No general availability date has been announced. As of May 2026, the group meeting experiment is limited to five named enterprise partners: Deloitte, Salesforce, Citadel, NEC, and Duolingo, all under private beta terms . Google committed to wider trials "later this year" with no specific milestone dates, pricing tiers, or service-level commitments attached. Further announcements are anticipated at InfoComm 2026 .
What This Experiment Tells You — and What It Doesn't
The Google Beam group meeting experiment is a technically meaningful capability expansion built on a narrow hardware and platform foundation. The core achievement — inferring 3D spatial arrangement from ordinary 2D cameras and rendering it life-size on a light-field display — is a substantive step beyond the prior bilateral-only architecture. Spatial audio coupling, real-time speech translation, and continuous head-tracking combine into a coherent perceptual model. For the specific scenario where a single Beam endpoint hosts a meeting with multiple Meet or Zoom participants, the system delivers something qualitatively distinct from a standard video grid.
The gaps are as significant as the capabilities. Teams and Webex are unsupported for 3D rendering — a structural problem for any enterprise where those platforms are the standard. The hardware commitment ($24,999 plus undisclosed software licensing, dedicated room, managed lighting) makes this a facilities investment, not a software decision. The experiment label is accurate: multi-person 3D spatial reconstruction from heterogeneous 2D sources is not a production-grade system yet, and no production timeline has been committed.
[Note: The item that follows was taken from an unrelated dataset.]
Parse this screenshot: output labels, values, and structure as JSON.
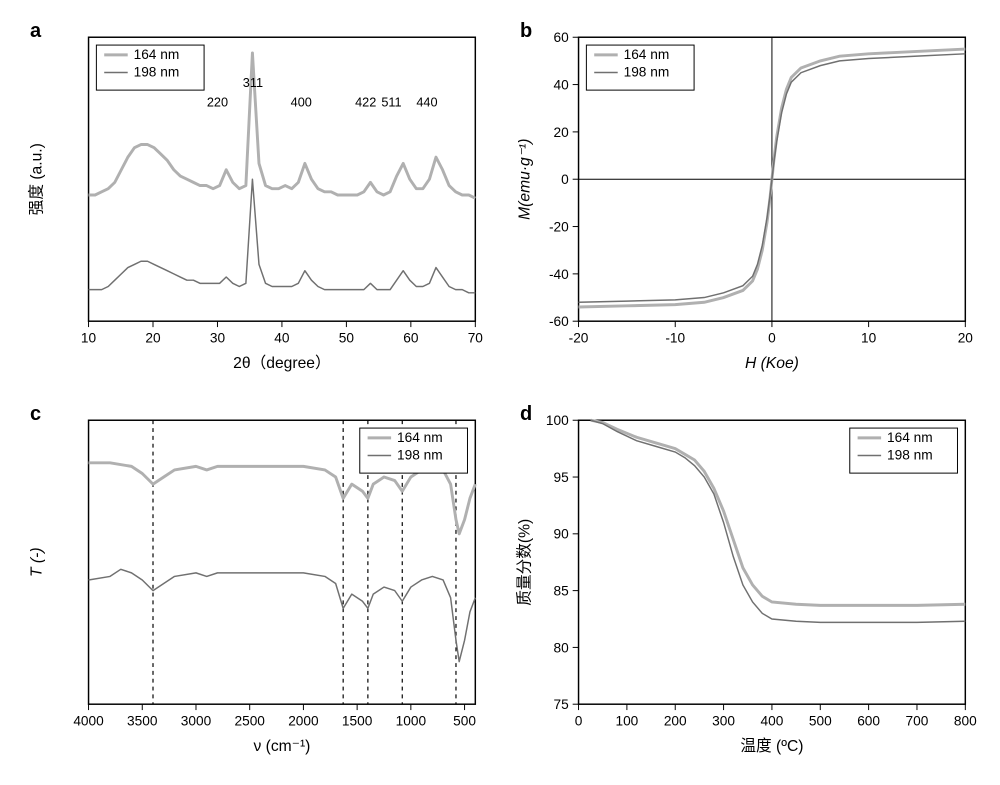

The internal research metrics showing a 50% lift in social connection and 21% in participation are directional signals , not independently verified benchmarks suitable for enterprise ROI justification.
For developers and technical architects, the practical near-term action is to monitor the InfoComm 2026 announcements and wait for published integration documentation — APIs, SLAs, room design specs, and platform parity timelines. The technology direction is credible, but the platform is not yet in a state that supports broad evaluation without more disclosure. If your organization is on the named partner list, you have access to information that is not publicly available. If not, the experiment phase has not yet produced enough signal to drive procurement or infrastructure planning decisions.
Last updated: 2026-05-30. Based on announcements made at Google I/O 2026 on May 20, 2026 and subsequent trade press coverage through May 28, 2026. Platform capabilities, partner status, and pricing may change as the experiment phase expands.